Mas esta aceleração do tempo social, segundo André Barata, não se limita a esbater
a distinção entre passado, presente e futuro num mesmo imaginário, ou a estabelecer um
limiar de indistinção entre trabalho e vida. Na sua declinação nas redes sociais – como
defende Jonathan Crary, actualmente não nos desligamos, no máximo entramos em
«modo pausa» –, é a própria democracia que se encontra em causa. De facto, aquelas
obedecem a uma «discussão de trincheiras, schmittiana, de amigo versus inimigo» e o
espaço público, reconfigurado a partir delas como indistinto do espaço privado, perde o
seu lugar como espaço de concretização do projecto democrático.

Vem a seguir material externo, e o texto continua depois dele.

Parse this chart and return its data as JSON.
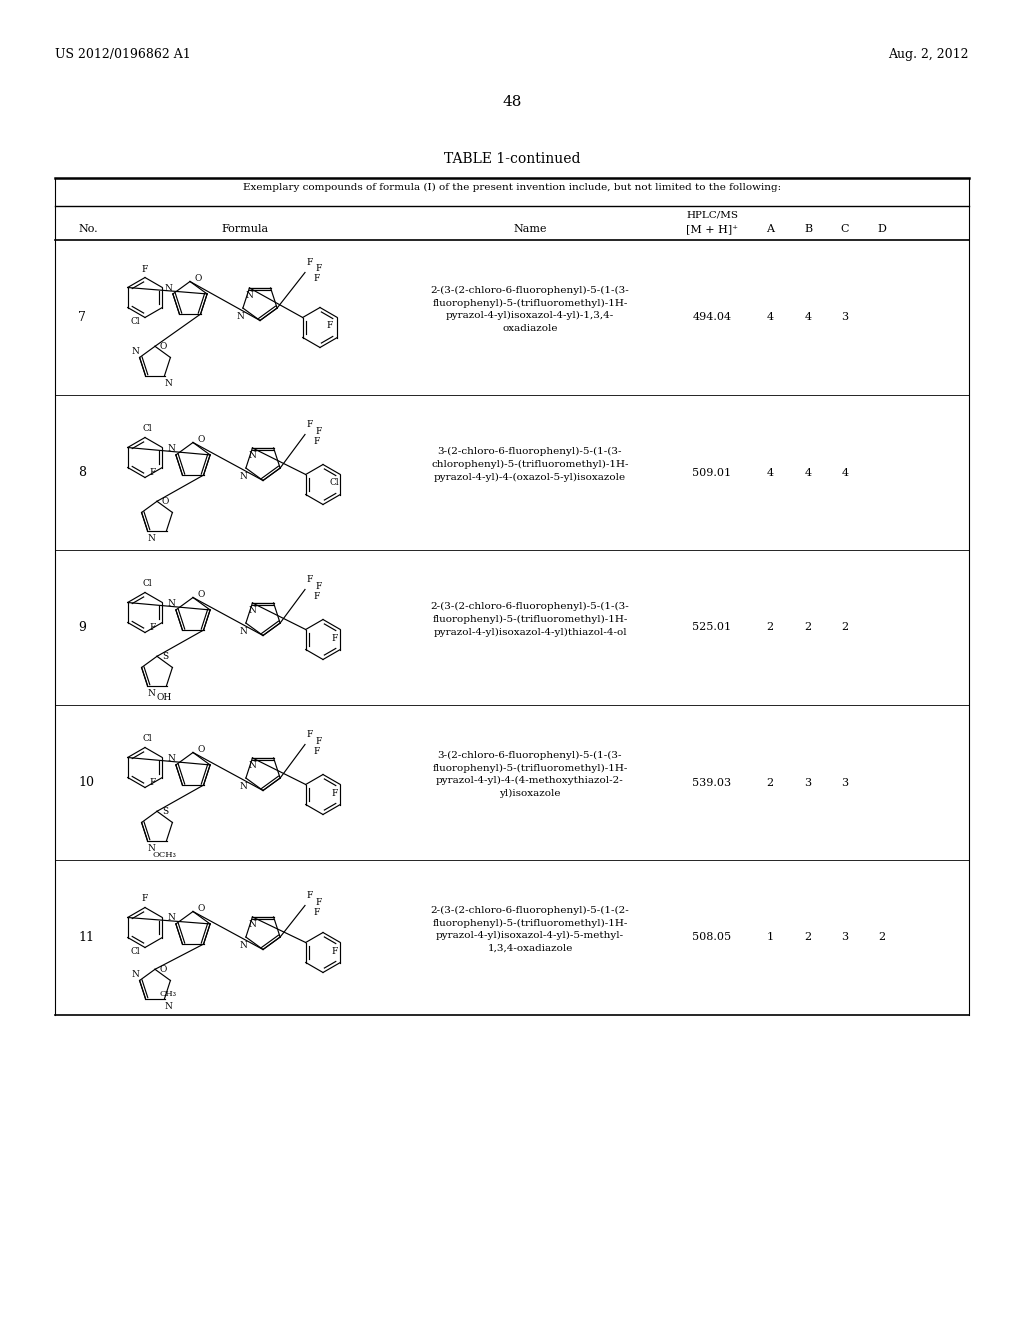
{
  "background_color": "#ffffff",
  "header_left": "US 2012/0196862 A1",
  "header_right": "Aug. 2, 2012",
  "page_number": "48",
  "table_title": "TABLE 1-continued",
  "table_subtitle": "Exemplary compounds of formula (I) of the present invention include, but not limited to the following:",
  "rows": [
    {
      "no": "7",
      "name": "2-(3-(2-chloro-6-fluorophenyl)-5-(1-(3-\nfluorophenyl)-5-(trifluoromethyl)-1H-\npyrazol-4-yl)isoxazol-4-yl)-1,3,4-\noxadiazole",
      "mz": "494.04",
      "A": "4",
      "B": "4",
      "C": "3",
      "D": ""
    },
    {
      "no": "8",
      "name": "3-(2-chloro-6-fluorophenyl)-5-(1-(3-\nchlorophenyl)-5-(trifluoromethyl)-1H-\npyrazol-4-yl)-4-(oxazol-5-yl)isoxazole",
      "mz": "509.01",
      "A": "4",
      "B": "4",
      "C": "4",
      "D": ""
    },
    {
      "no": "9",
      "name": "2-(3-(2-chloro-6-fluorophenyl)-5-(1-(3-\nfluorophenyl)-5-(trifluoromethyl)-1H-\npyrazol-4-yl)isoxazol-4-yl)thiazol-4-ol",
      "mz": "525.01",
      "A": "2",
      "B": "2",
      "C": "2",
      "D": ""
    },
    {
      "no": "10",
      "name": "3-(2-chloro-6-fluorophenyl)-5-(1-(3-\nfluorophenyl)-5-(trifluoromethyl)-1H-\npyrazol-4-yl)-4-(4-methoxythiazol-2-\nyl)isoxazole",
      "mz": "539.03",
      "A": "2",
      "B": "3",
      "C": "3",
      "D": ""
    },
    {
      "no": "11",
      "name": "2-(3-(2-chloro-6-fluorophenyl)-5-(1-(2-\nfluorophenyl)-5-(trifluoromethyl)-1H-\npyrazol-4-yl)isoxazol-4-yl)-5-methyl-\n1,3,4-oxadiazole",
      "mz": "508.05",
      "A": "1",
      "B": "2",
      "C": "3",
      "D": "2"
    }
  ]
}
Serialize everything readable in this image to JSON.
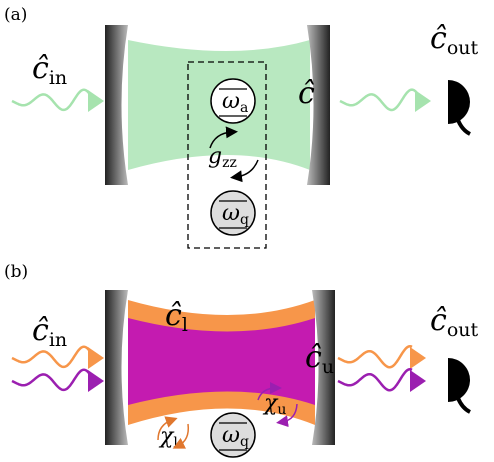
{
  "panel_a": {
    "label": "(a)",
    "input": {
      "symbol": "ĉ",
      "sub": "in"
    },
    "output": {
      "symbol": "ĉ",
      "sub": "out"
    },
    "cavity": "ĉ",
    "mode_a": {
      "symbol": "ω",
      "sub": "a"
    },
    "coupling": {
      "symbol": "g",
      "sub": "zz"
    },
    "mode_q": {
      "symbol": "ω",
      "sub": "q"
    }
  },
  "panel_b": {
    "label": "(b)",
    "input": {
      "symbol": "ĉ",
      "sub": "in"
    },
    "output": {
      "symbol": "ĉ",
      "sub": "out"
    },
    "lower_mode": {
      "symbol": "ĉ",
      "sub": "l"
    },
    "upper_mode": {
      "symbol": "ĉ",
      "sub": "u"
    },
    "chi_l": {
      "symbol": "χ",
      "sub": "l"
    },
    "chi_u": {
      "symbol": "χ",
      "sub": "u"
    },
    "mode_q": {
      "symbol": "ω",
      "sub": "q"
    }
  }
}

«A discussão pública baseada em razões que servia, até então, de modelo de
comunicação nas democracias maduras é substituída nas redes sociais por
uma discussão de trincheiras, schmittiana, de amigo versus inimigo. Uma
comunicação intimidatória, que mais se assemelha a condutas de bullying,
impõe-se, sem filtro, à discussão estruturada argumentativamente a partir de
uma base comunicacional de civilidade»
Seria preciso interrogar demoradamente esta ideia de espaço público no que ela
pressupõe relativamente à linguagem – que terá de ser transparente, cheia de boa vontade,
segundo protocolos de escrita e de elocução que nada têm de natural –, mas também
enquanto mecanismo de exclusão que, nas suas concretizações históricas, nunca deixou
de o ser. Em todo o caso, esta república avançada dos espíritos parece ter demasiada
pressa em recobrir com um manto de civilidade as dissensões tantas vezes violentas que
se fazem ouvir.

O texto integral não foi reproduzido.